Cash Flow = NOI – Debt Service
It’s important to make sure the NOI and debt service numbers are as accurate as possible here. A small change in interest rate or going from a 30 year loan to a 25 year loan will have a big impact on cash flow.
CAP Rate = NOI / Price
Basically it’s the return on investment you would make if you paid cash for the property. It’s usually expressed as a market CAP rate meaning that all props in a certain market should expect this return.
Beware of high CAP rates (15-20%) and just because it has a decent CAP rate doesn’t mean it will cash flow. Some people put a lot of faith in this ratio but I personally do not.
Gross Rents Multiplier (GRM)
Price / Monthly Rent = GRM
This is a quick way to see if you have a good deal or a crappy one. Under 100 should cash flow. Under 80 and you’ve most likely got a deal.

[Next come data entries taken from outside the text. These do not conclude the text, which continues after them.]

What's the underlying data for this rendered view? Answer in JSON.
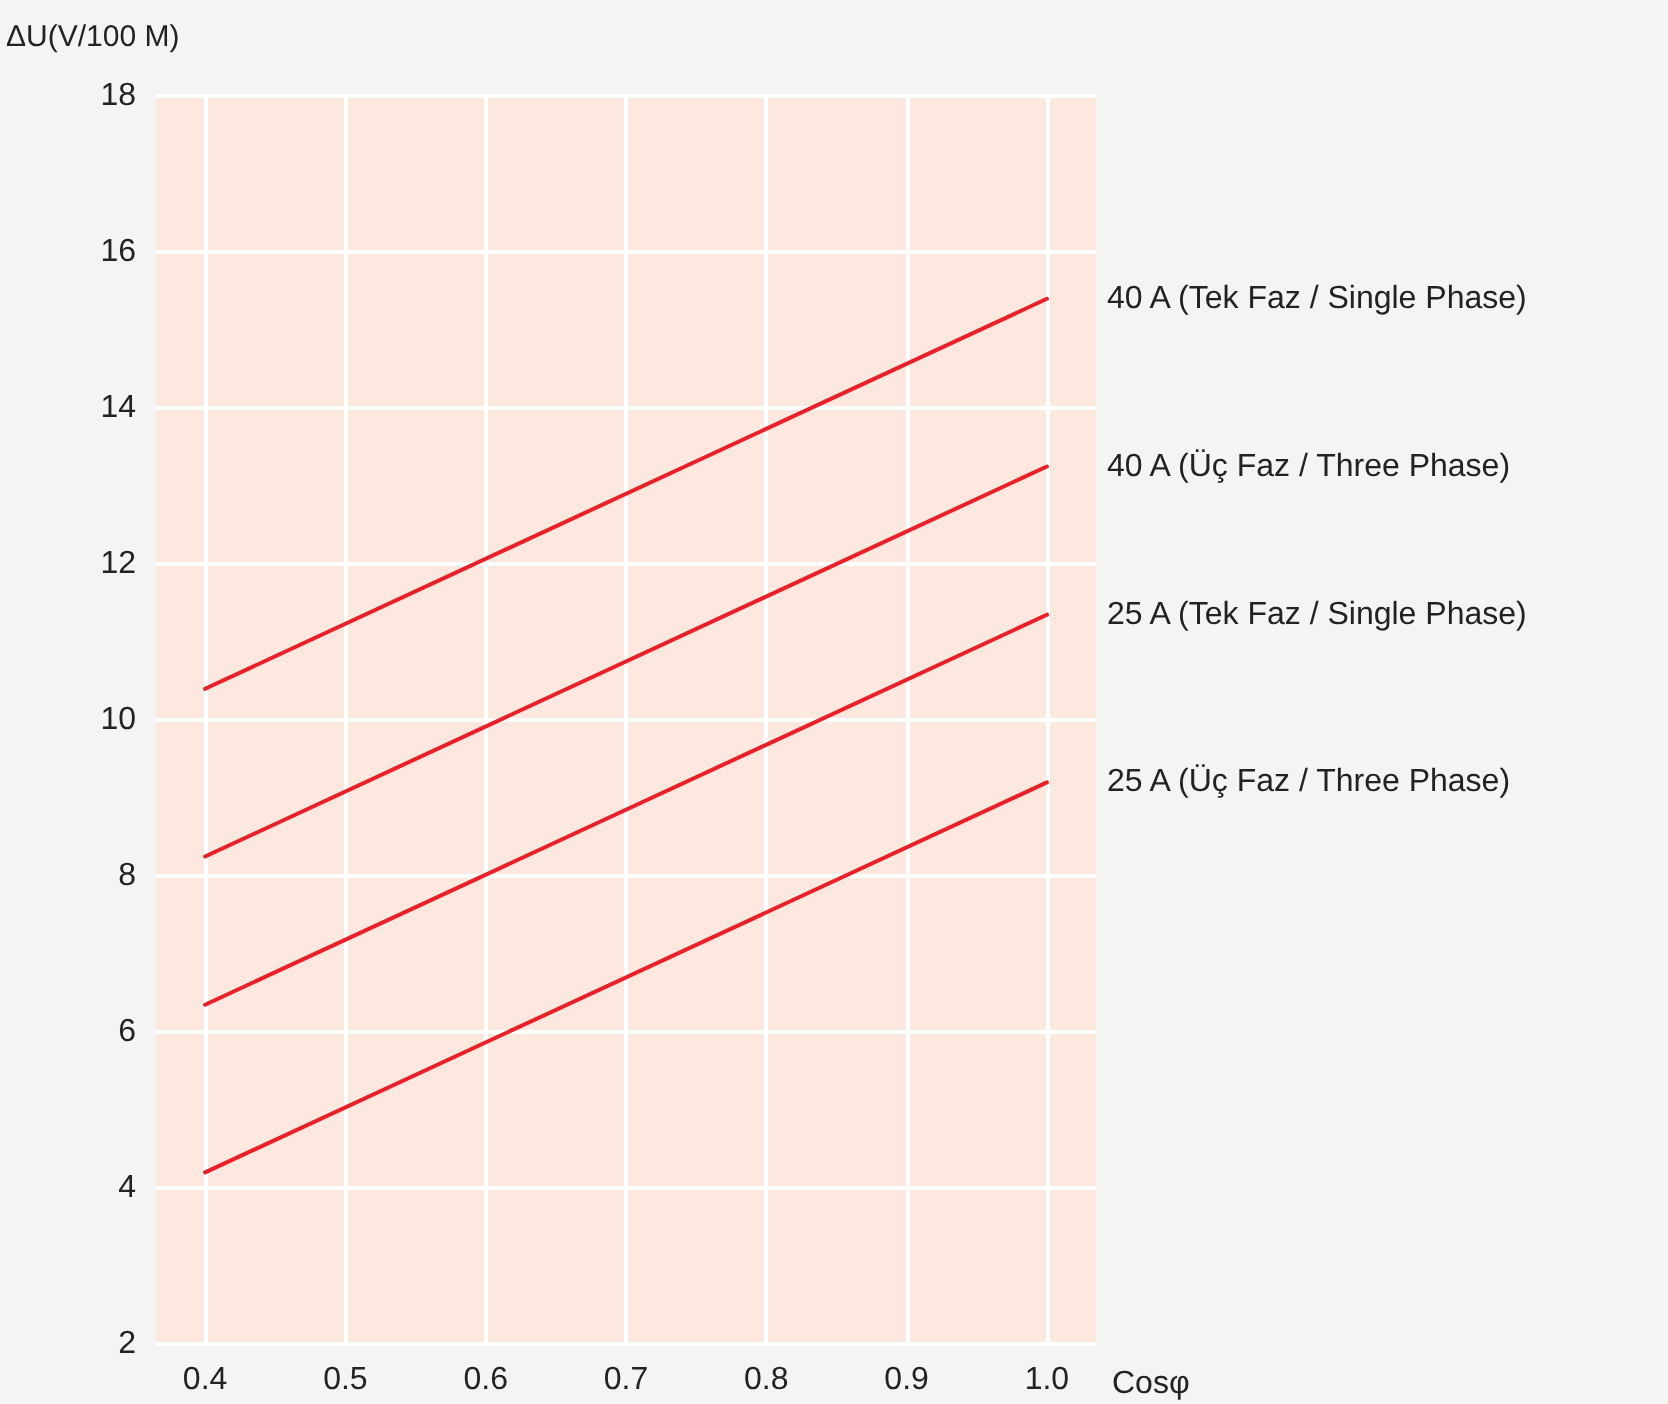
{
  "chart_data": {
    "type": "line",
    "ylabel": "ΔU(V/100 M)",
    "xlabel": "Cosφ",
    "xlim": [
      0.365,
      1.035
    ],
    "xticks": [
      {
        "value": 0.4,
        "label": "0.4"
      },
      {
        "value": 0.5,
        "label": "0.5"
      },
      {
        "value": 0.6,
        "label": "0.6"
      },
      {
        "value": 0.7,
        "label": "0.7"
      },
      {
        "value": 0.8,
        "label": "0.8"
      },
      {
        "value": 0.9,
        "label": "0.9"
      },
      {
        "value": 1.0,
        "label": "1.0"
      }
    ],
    "ylim": [
      2,
      18
    ],
    "yticks": [
      2,
      4,
      6,
      8,
      10,
      12,
      14,
      16,
      18
    ],
    "x": [
      0.4,
      1.0
    ],
    "series": [
      {
        "name": "40 A (Tek Faz / Single Phase)",
        "color": "#e8202a",
        "values": [
          10.4,
          15.4
        ]
      },
      {
        "name": "40 A (Üç Faz / Three Phase)",
        "color": "#e8202a",
        "values": [
          8.25,
          13.25
        ]
      },
      {
        "name": "25 A (Tek Faz / Single Phase)",
        "color": "#e8202a",
        "values": [
          6.35,
          11.35
        ]
      },
      {
        "name": "25 A (Üç Faz / Three Phase)",
        "color": "#e8202a",
        "values": [
          4.2,
          9.2
        ]
      }
    ],
    "grid": true,
    "legend": false,
    "marker": "none",
    "line_style": "solid"
  }
}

Return On Investment (ROI)
ROI = Annual Cash Flow/Down Payment
This is the annual return that you get from cash you put into a deal. If you put down a big down payment and after all your hard work you’re only getting a 4% return then you may want to look for another strategy or just stick to the mutual funds and relax. If you’re doing highly leveraged deals with little cash in then good for you but this number may then be meaningless.
Debt Service Coverage Ratio (aka Debt Coverage Ratio DCR or DSCR)
DSCR = NOI/Annual Debt Service
The ability to pay mortgage from the property income
Most lenders will require a minimum of 1.20. To be safe try for 1.50. At 1.00 you’re just breaking even and at .90 you’re losing money.
Internal Rate of Return (IRR)
Ok, you’re gonna have to travel back to business finance class with me now. This ratio is the net present value of a series of future cash flows. I recommend using a financial calculator for this one. Simply stated (even though there’s nothing simple about it – see the graphic above) it’s the required rate of return which equates the Initial Cost Outlay with the present value of series of expected cash flows. In other words IRR is the rate at which the difference between ICO and present value of cash inflows in zero.
It’s ROI on steroids, taking into effect the time value of money AND equity accumulation, appreciation, and tax shelter.
One thing to note is that a property can have a decent IRR but still have negative cash flow during the time you own it so beware.
Ok, there you have it. My big, bad list of real estate calculations. Use at your own risk. And remember to always overestimate the expenses and underestimate the income.